If the answer is no, or you are not sure yet, do not fake it. Stop. Communicate. Solve the problem if you can. End the dive if you need to. There is no award for pushing through a dive that has stopped being safe or enjoyable. The goal is not to stay underwater as long as possible. The goal is to make good decisions, take care of your buddy, and come back to the surface safely.


Before every dive, especially with a new buddy, it is worth taking a minute to agree on a few things: what your OK signal looks like, how you will use lights in low visibility, what your stop signal is, what thumbs-up means, and what the team will do if either diver calls the dive.


There is another responsibility here that matters just as much: when you ask another diver if they are OK, pay attention to the response. Do not just look for the hand signal and move on. Did they actually look at you before responding, or did the OK come back immediately like muscle memory? Can you make eye contact?
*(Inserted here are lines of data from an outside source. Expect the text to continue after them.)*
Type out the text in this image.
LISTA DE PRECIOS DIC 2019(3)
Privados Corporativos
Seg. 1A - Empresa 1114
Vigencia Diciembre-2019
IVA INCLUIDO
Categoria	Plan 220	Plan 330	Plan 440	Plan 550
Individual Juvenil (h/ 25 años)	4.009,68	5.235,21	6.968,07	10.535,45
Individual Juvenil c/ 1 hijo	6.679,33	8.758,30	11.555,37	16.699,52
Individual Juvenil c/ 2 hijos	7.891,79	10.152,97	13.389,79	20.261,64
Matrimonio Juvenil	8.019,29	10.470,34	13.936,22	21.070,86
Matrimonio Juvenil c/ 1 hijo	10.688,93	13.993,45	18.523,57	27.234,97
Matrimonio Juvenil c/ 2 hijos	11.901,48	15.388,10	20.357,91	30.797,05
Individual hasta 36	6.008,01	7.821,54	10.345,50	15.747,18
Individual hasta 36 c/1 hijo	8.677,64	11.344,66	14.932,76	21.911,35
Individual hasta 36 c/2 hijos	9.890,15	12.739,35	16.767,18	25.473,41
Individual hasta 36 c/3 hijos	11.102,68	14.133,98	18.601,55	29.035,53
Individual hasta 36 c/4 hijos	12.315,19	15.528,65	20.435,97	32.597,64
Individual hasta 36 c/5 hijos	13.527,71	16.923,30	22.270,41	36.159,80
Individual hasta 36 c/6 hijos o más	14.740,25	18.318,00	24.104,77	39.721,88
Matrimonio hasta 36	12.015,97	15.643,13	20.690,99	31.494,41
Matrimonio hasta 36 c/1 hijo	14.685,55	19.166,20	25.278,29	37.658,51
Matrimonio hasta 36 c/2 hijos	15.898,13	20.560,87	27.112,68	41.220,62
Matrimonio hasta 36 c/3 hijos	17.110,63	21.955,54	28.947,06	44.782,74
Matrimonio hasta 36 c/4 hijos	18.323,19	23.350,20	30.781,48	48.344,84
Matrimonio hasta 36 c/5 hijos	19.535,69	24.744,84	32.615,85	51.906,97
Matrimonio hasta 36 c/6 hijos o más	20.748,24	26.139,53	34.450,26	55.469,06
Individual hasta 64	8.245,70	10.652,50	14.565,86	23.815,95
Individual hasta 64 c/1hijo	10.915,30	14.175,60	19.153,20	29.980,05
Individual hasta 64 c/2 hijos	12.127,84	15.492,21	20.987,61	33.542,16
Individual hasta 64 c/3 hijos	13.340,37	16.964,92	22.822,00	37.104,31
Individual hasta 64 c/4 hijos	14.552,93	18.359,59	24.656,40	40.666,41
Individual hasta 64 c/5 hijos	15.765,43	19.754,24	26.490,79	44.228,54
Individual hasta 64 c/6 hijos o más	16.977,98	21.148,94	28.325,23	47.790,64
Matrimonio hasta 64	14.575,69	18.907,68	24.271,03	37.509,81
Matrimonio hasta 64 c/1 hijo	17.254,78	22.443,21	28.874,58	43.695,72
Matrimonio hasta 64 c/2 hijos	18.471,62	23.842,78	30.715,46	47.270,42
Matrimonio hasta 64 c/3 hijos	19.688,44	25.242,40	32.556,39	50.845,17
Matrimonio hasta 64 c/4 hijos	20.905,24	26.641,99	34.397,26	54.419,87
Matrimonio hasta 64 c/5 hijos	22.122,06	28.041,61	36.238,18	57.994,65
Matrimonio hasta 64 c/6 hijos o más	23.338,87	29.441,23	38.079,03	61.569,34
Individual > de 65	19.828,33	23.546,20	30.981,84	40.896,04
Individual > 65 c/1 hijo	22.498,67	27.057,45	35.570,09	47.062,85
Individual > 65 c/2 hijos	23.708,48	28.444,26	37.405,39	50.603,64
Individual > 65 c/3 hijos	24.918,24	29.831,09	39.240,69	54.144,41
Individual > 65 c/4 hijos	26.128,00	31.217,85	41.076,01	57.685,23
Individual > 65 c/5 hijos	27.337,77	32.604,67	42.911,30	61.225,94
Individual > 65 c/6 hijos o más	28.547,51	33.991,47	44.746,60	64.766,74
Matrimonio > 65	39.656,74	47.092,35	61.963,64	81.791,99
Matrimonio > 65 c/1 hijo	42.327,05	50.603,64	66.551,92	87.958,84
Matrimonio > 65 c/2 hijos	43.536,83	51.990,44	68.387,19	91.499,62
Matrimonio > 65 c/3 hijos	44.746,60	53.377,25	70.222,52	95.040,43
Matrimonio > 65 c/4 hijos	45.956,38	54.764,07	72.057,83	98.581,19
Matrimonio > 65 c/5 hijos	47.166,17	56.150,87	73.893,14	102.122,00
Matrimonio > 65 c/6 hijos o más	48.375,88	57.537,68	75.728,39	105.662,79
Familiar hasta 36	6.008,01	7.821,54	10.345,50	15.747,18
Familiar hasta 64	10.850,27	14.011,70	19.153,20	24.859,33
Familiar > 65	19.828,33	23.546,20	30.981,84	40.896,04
Does their breathing look controlled? Are they moving normally, staying with the team, and appearing comfortable in the water?


You are not looking for perfection. Some divers are naturally more graceful in the water than others, and some of us may have “slightly less graceful” as our normal setting. But you know the difference between a diver’s normal movement and someone who suddenly looks distracted, over-tasked, anxious, or out of control.


Underwater communication is important, but it is only one piece of information. Pay attention to the whole diver. If their signal says OK but everything else says otherwise, slow the dive down, check in again, and be ready to stop or end the dive. If you see a thumb and they are hauling ass to the surface or exit, see what you can do to help.